Metal-organic frameworks (MOFs) are a unique class of porous crystalline materials, which can easily be tuned both chemically and physically towards specific applications. These crystals consist of inorganic moieties connected by organic linkers. While nuclear quantum effects (NQEs) are of paramount importance to describe molecular interactions, as in most solid-state physics, they are almost never included in molecular simulations. However, a quantum treatment of the nuclear degrees of freedom, especially for the light atoms, is required to capture subtle effects such as quantum tunneling, deviations from the classical heat capacity due to energy quantization and zero-point effects on mechanical properties. An open question regarding this nuclear quantum effects is to which extent they alter the aforementioned properties.

The interest in modeling NQEs in atomistic simulations has been growing constantly over the past years. Including NQEs in simulations has become possible due to faster computers, but also due to the implementation of efficient algorithms in software packages such as i-PI [1]. One widely accepted technique is path integral molecular dynamics (PIMD), in which the Born-Oppenheimer approximation is used to separate the nuclear and electronic part of the wave function. In contrast with standard molecular dynamics (MD), where the positions and velocities of the atoms evolve in time by integrating the Newtonian equations of motion, the nuclei are treated quantum mechanically. This is done by mapping each nucleus onto a classical system of several fictitious particles – so-called beads – which are connected by harmonic springs. This is the classical isomorphism and the Hamiltonian governing these equations is derived from Feynman’s interpretation of quantum mechanics.

While exact in the limit of infinite beads, only a limited number of beads can be used in a real simulation. Several approaches have been developed to reduce the computational overhead by accelerating the convergence of properties with the number of beads. For example, 128 beads are required to obtain a good estimate of the heat capacity of water at room temperature, making these calculations 128 times more expensive than standard MD. In this project, we aim to use the “high-order path integral techniques”, a more accurate and computationally more efficient formulation of standard PIMD [2].

Recently, the Center of Molecular Modeling has built up a vast expertise in modeling flexible MOFs. An example of such a framework is MIL-53(Al), which displays ‘breathing’ behavior: the structure is able to expand (large-pore phase) or collapse (narrow-pore phase) under various thermodynamic stimuli such as temperature or pressure, in which the volume can change drastically with more than 35 procent. We have developed several methodologies to accurately describe this phenomenon with standard MD simulations [3].
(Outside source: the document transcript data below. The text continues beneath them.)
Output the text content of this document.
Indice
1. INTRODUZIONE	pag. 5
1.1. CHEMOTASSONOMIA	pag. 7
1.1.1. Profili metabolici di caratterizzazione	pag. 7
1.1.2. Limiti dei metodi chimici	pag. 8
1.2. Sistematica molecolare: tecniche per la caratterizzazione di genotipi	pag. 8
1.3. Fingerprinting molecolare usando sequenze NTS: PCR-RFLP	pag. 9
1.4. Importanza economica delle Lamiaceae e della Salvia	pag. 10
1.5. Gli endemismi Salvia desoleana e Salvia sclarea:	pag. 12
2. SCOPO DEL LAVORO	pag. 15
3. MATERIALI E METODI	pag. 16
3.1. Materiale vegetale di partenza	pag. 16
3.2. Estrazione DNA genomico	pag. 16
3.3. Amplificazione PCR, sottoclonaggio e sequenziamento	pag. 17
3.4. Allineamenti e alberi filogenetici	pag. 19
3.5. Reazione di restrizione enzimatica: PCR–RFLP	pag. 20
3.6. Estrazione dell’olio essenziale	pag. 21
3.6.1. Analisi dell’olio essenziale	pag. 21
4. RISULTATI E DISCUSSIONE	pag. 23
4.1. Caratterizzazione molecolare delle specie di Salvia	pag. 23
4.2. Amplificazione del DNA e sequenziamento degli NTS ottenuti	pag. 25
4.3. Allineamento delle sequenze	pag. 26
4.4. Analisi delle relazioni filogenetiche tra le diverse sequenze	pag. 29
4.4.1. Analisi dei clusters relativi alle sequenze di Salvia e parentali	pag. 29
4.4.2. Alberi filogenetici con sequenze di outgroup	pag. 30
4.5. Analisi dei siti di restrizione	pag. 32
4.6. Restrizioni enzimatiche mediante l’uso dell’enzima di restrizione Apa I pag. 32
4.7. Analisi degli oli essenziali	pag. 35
This work is highly relevant as the combination of PIMD and our existing methodology for modeling flexible materials has never been applied on MOFs or other nanoporous materials in general. The PIMD simulations will be carried out with force fields, in which the complex potential energy surface is approximated by simplified analytical expressions inspired by simple spring models. During the past few years, the CMM has built up a vast expertise in developing these force fields, resulting in a user-friendly force-field generator code, QuickFF [4]. The PIMD simulations itself will be carried out with i-PI.

Goals

In this thesis, the student will perform force-fields based PIMD to assess the importance of NQEs on the heat capacity and the mechanical behavior of flexible MOFs for the first time. The student will therefore have to study the relevant literature on path integral molecular dynamics, and implement and validate improvements on the existing methodology for modeling flexible MOFs. As such, this thesis bridges the gap between the physical fundamentals (including nuclear quantum effects via PIMD) and the model development to arrive at the engineering applications of MOFs.
The Center for Molecular Modeling has ample expertise in modeling nanoporous materials, and especially MOFs, and performs this research in the framework of large-scale international research programs. For these materials, various force fields were developed and applied to successfully predict a multitude of physical and chemical properties. The modeling is performed in close collaboration with both theoretical and experimental partners – including the research team of Ceriotti, the developer of i-PI – to achieve an optimal synergy between modeling and experimental efforts. The student will be actively involved in the work discussions with these international prominent partners. Furthermore, the student will be actively coached to get acquainted as soon as possible with all necessary techniques to perform the suggested research successfully.

Context Engineering
Physics: investigate the influence of nuclear quantum effects on the mechanical behavior of flexible metal-organic frameworks.
Engineering: tune the available methodology for an optimal performance.